Recent snow related disruption has highlighted how quickly concern can arise among oil dependent households about running low on fuel. For urban households on the gas grid, disruption may be inconvenient. For oil heated homes, it can pose direct risks to safety and wellbeing. These are precisely the types of stress events resilience planning is intended to anticipate.

At the same time, wider energy policy is driving a transition away from fossil fuel heating. New homes are increasingly built with electric heating systems such as heat pumps. There is also tightening regulation of solid fuel appliances, with stricter emissions standards for new wood burning stoves. Existing stoves generally remain in use, but the overall policy direction is toward fewer combustion based heating options.

In the Highlands, electricity supply itself can be vulnerable. Winter storms regularly cause power cuts, sometimes lasting many hours or longer. When electricity fails, electric heating stops, heat pumps stop and homes can cool rapidly. Oil systems and wood burning stoves have traditionally provided a degree of backup resilience during outages. As heating options narrow and oil supply chains lengthen, households become more dependent on a single infrastructure system, the electricity grid.

A transition intended to reduce carbon emissions risks increasing exposure to disruption if replacement systems are not equally reliable in rural conditions. In remote communities, heating is not simply an environmental choice but a matter of safety during winter.

Community resilience planning is built around what communities can realistically do.

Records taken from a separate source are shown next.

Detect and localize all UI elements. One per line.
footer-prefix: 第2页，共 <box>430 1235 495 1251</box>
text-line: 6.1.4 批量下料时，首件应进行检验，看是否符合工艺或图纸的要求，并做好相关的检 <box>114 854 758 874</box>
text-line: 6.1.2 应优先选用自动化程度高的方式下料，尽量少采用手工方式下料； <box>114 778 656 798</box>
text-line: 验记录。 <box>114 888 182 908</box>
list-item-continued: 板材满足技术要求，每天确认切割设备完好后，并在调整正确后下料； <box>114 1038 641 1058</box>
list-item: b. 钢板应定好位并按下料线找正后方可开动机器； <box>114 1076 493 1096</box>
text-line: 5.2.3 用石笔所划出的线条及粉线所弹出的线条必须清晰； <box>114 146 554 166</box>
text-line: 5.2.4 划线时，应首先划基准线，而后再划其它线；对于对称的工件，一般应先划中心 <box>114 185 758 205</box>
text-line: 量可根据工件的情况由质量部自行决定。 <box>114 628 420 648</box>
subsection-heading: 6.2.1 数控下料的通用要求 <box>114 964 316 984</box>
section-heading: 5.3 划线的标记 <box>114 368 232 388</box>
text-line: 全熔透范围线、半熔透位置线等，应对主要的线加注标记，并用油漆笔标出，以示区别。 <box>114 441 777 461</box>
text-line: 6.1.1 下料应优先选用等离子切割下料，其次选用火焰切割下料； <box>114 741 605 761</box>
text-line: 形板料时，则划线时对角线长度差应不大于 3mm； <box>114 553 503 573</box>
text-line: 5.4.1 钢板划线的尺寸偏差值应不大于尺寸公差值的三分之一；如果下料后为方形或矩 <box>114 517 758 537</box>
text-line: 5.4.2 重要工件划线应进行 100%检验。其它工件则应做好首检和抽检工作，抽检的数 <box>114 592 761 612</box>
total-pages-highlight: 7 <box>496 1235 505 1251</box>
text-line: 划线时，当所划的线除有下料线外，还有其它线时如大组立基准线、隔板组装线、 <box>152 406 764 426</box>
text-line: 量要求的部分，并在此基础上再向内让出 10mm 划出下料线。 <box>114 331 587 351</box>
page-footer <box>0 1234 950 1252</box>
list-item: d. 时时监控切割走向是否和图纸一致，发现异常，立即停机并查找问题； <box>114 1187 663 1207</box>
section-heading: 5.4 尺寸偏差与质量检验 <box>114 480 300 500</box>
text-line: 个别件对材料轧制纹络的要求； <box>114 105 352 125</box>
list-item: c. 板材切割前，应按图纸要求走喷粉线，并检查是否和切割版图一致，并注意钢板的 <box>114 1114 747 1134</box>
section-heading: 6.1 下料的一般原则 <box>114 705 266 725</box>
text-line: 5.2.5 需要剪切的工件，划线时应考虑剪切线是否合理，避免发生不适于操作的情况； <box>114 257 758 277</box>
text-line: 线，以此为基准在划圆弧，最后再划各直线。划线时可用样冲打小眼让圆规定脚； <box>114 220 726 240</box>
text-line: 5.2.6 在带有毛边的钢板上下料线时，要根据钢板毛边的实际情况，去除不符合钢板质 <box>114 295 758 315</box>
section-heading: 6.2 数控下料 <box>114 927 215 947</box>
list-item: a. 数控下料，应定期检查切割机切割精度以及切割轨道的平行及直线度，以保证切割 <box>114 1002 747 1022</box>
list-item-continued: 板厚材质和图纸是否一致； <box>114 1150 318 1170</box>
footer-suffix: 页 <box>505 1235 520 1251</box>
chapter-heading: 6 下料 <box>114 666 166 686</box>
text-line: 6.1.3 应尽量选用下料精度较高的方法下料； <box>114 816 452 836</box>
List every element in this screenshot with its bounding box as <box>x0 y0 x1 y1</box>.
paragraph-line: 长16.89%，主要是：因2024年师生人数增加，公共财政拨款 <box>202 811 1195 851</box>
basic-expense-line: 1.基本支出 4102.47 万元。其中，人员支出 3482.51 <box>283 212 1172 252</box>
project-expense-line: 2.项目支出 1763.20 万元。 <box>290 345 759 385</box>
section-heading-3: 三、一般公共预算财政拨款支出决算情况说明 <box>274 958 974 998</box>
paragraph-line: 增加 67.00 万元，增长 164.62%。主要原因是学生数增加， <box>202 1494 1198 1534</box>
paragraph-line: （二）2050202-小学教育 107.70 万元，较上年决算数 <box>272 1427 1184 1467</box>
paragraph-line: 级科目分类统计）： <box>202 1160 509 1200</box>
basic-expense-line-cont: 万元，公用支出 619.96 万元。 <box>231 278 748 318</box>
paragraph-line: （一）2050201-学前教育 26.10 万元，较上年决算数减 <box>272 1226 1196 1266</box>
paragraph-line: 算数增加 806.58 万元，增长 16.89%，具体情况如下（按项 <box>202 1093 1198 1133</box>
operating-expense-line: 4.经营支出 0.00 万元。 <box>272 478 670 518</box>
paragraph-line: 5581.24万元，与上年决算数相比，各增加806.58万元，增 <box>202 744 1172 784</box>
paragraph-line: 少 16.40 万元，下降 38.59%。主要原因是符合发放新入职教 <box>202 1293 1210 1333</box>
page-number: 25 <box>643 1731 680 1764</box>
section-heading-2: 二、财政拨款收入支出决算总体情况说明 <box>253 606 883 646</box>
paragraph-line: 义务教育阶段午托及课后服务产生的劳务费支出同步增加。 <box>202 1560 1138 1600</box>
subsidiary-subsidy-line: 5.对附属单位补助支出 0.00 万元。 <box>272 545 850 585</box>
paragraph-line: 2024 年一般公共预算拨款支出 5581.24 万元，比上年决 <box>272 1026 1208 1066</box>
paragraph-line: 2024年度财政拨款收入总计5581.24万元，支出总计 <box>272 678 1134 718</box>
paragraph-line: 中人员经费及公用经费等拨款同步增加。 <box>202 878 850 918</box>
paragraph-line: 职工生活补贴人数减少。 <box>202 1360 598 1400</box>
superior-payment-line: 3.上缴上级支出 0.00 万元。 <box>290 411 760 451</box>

This includes sharing information, supporting vulnerable residents, coordinating locally and responding to short term emergencies. It does not extend to securing national fuel supply chains, creating regional fuel reserves, managing import logistics or prioritising distribution routes. These are matters of energy security and national infrastructure planning.

Fuel security is not devolved, and responsibility for overall energy security sits with the UK Government. At the same time, rural communities are being encouraged to take greater responsibility for resilience outcomes. The result is a growing gap between responsibility and control. Communities face rising dependence on systems they do not manage, while being asked to plan for the consequences when those systems are disrupted.

It is therefore reasonable to ask what resilience planning exists at national level to protect oil dependent rural communities, given that these fuel supply risks sit beyond local control, and how this aligns with a Just Transition that is intended not to leave communities more vulnerable.

Until this is clearly addressed, there remains a mismatch between what rural communities are expected to prepare for and what they are actually able to influence. That is a matter of infrastructure resilience and rural equity, and it is a legitimate concern for community councils representing remote and rural Highland communities.